As some of you may know, before I started this blog, I spent a lot of my time writing about food for Slashfood. Over the two years I was there, I amassed a fairly significant collection of holiday recipes and I thought it would be fun, as we prepare to head into the Thanksgiving frenzy, to point out some of my favorites. Even if most these recipes don’t actually include many (or even any) foods in jars.
- Pan Roasted Brussels Sprouts (particularly good for Thanksgiving, because they don’t require any valuable oven real estate)
- Napa Cabbage Gratin (creamy, tender cabbage under a crisp, brown crust)
- Roasted Pumpkin and Creamed Kale Lasagna (makes a really good main dish if you don’t do turkey)
- My cousin Jeremy’s Gingered Squash Puree (next time I make this, I’m going to try the tip Fran left in the comments of the pumpkin post and try draining the squash overnight before cooking with it. I think it will solve this dish’s only problem which is a tendency to be a little bit watery).
- The Potato and Pumpkin Bake (you must make this)
- Sauteed Brussels Sprouts with Leeks and Cream (designed to be kid friendly, it’s plain delicious)
- Vanilla Orange Sweet Potato Puree (I also use the juice of the orange when making this dish. It’s now become a family tradition)
- Whole Wheat Cranberry Bread (I’ve been making this recipe since I was seven years old, although, in the beginning, it wasn’t whole wheat)
In addition to those Slashfood recipes, there’s also the classic Fork You Thanksgiving series, in which we made:
- A brined turkey in the Orion cooker
- Mashed potatoes and gingery peas and carrots
- Yumpkins (aka pumpkin cheesecake)!
- And a turkey pot shepard’s pie, as a way to use up all those leftovers
Comprehensive! Thank you!
I’m not waiting till Thanksgiving for that Pumpkin kale lasagna. That’ll be dinner tomorrow!
The Napa Cabbage Gratin sound great. Would you say that this recipe would yield 4-6 servings, assuming it’s one of several side dishes?
janet, you should definitely be able to get 4-6 servings from the gratin. When I originally made it, two of us ate it as a side for at least three meals.
Yumpkins has become a favorite fall dessert for me ever since the taping of that Fork You episode!
I must remember to make it to take to Thad’s family this year!!

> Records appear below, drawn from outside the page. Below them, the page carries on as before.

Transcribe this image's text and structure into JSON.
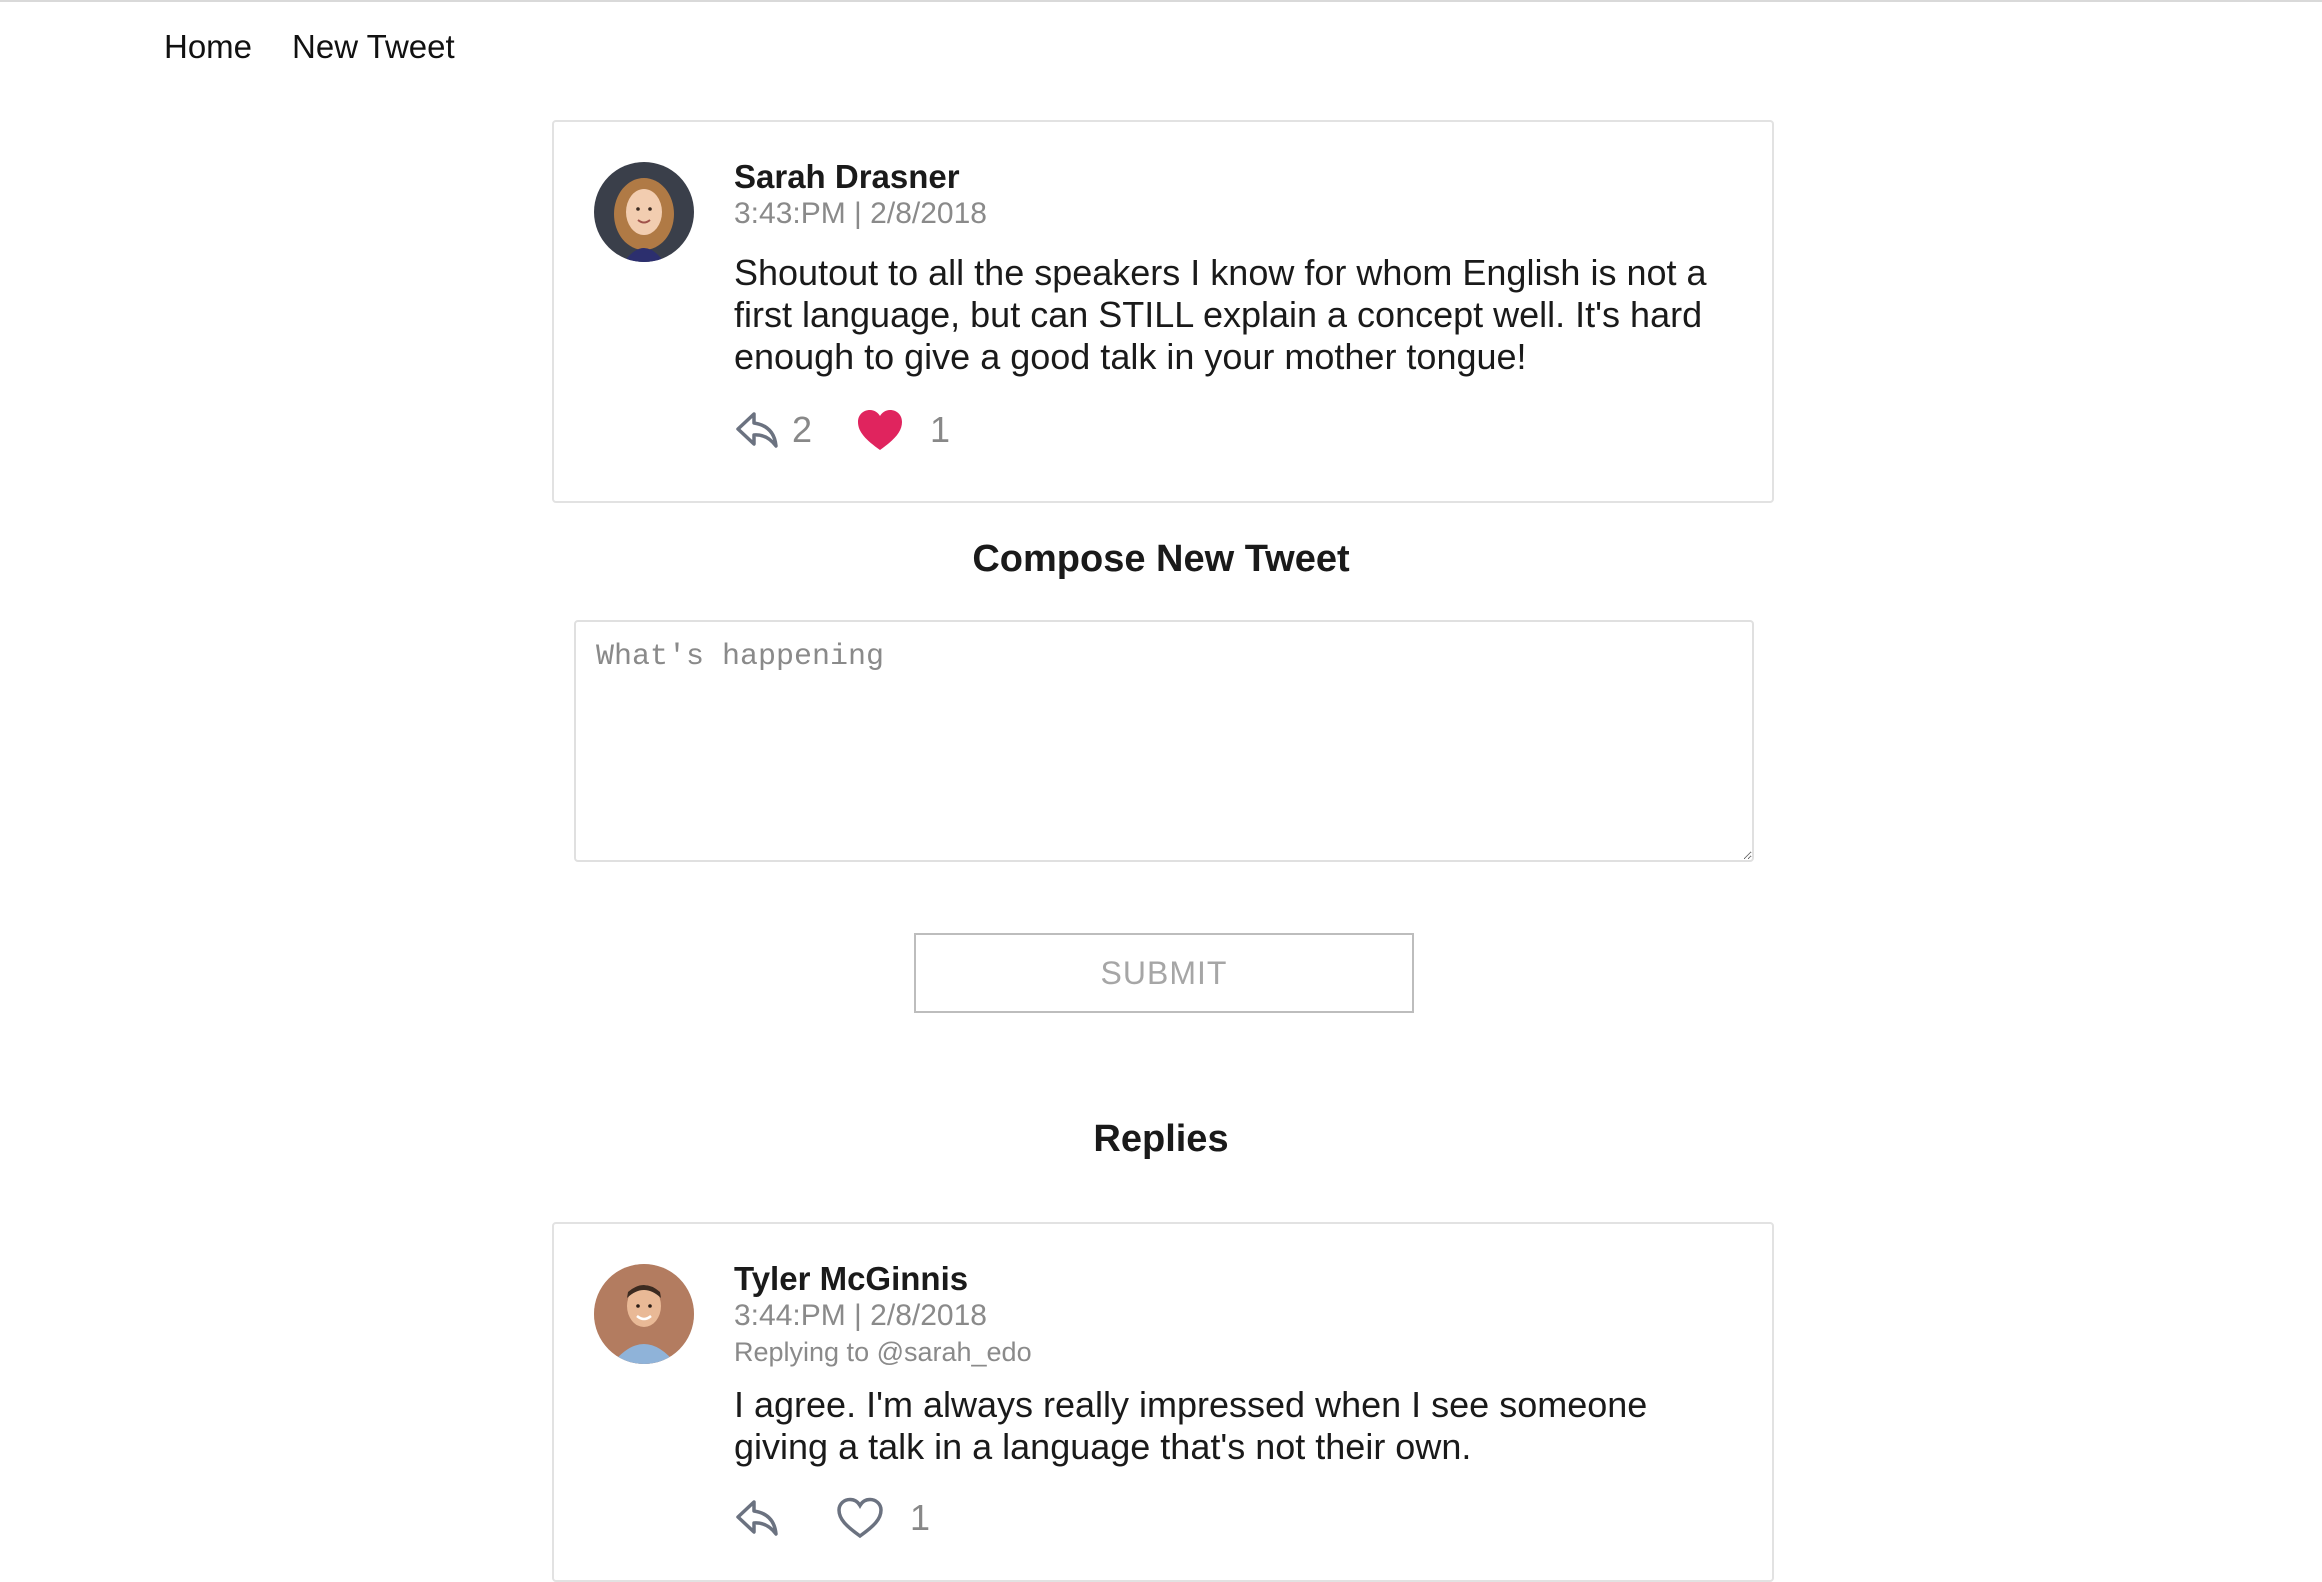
{
  "nav": {
    "home_label": "Home",
    "new_tweet_label": "New Tweet"
  },
  "main_tweet": {
    "author": "Sarah Drasner",
    "meta": "3:43:PM | 2/8/2018",
    "text": "Shoutout to all the speakers I know for whom English is not a first language, but can STILL explain a concept well. It's hard enough to give a good talk in your mother tongue!",
    "reply_count": "2",
    "like_count": "1",
    "liked": true,
    "like_color": "#e0245e"
  },
  "compose": {
    "title": "Compose New Tweet",
    "placeholder": "What's happening",
    "submit_label": "SUBMIT"
  },
  "replies": {
    "title": "Replies",
    "items": [
      {
        "author": "Tyler McGinnis",
        "meta": "3:44:PM | 2/8/2018",
        "replying_to": "Replying to @sarah_edo",
        "text": "I agree. I'm always really impressed when I see someone giving a talk in a language that's not their own.",
        "reply_count": "",
        "like_count": "1",
        "liked": false
      }
    ]
  },
  "colors": {
    "icon_gray": "#6b7280",
    "muted_text": "#8a8a8a",
    "border": "#e2e2e2"
  }
}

i totally agree about applesauce being the quintessential fall food. i have one ancient apple tree left from the 1960s and it still produces enough apples (i don’t spray but i do have it pruned periodically) to last us a full year, canning and freezing. Tip: if you have a foley food mill (as shown in marisa’s photos), you don’t need to do anything except wash the apples, cut out the bruises, and cut the apples in small pieces. Leave cores, seeds, and peels. After you have boiled them until they are soft, puree them in the mill and the cores, seeds, and skins stay in the mill. Easy as (apple) pie and over the moon delicious.
This is something to do with leftover Thanksgiving food that I got from my aunt. After Thanksgiving she wants everything to be easy so she throws down a pizza dough, uses leftover gravy as the sauce and tops with the rest of whatever she has left. She says that the best combination has been turkey, greenbean casserole, cranberry sauce and stuffing. She bakes the whole thing like a pizza and says it’s fast since the only thing needed to be cooked is the pizza dough.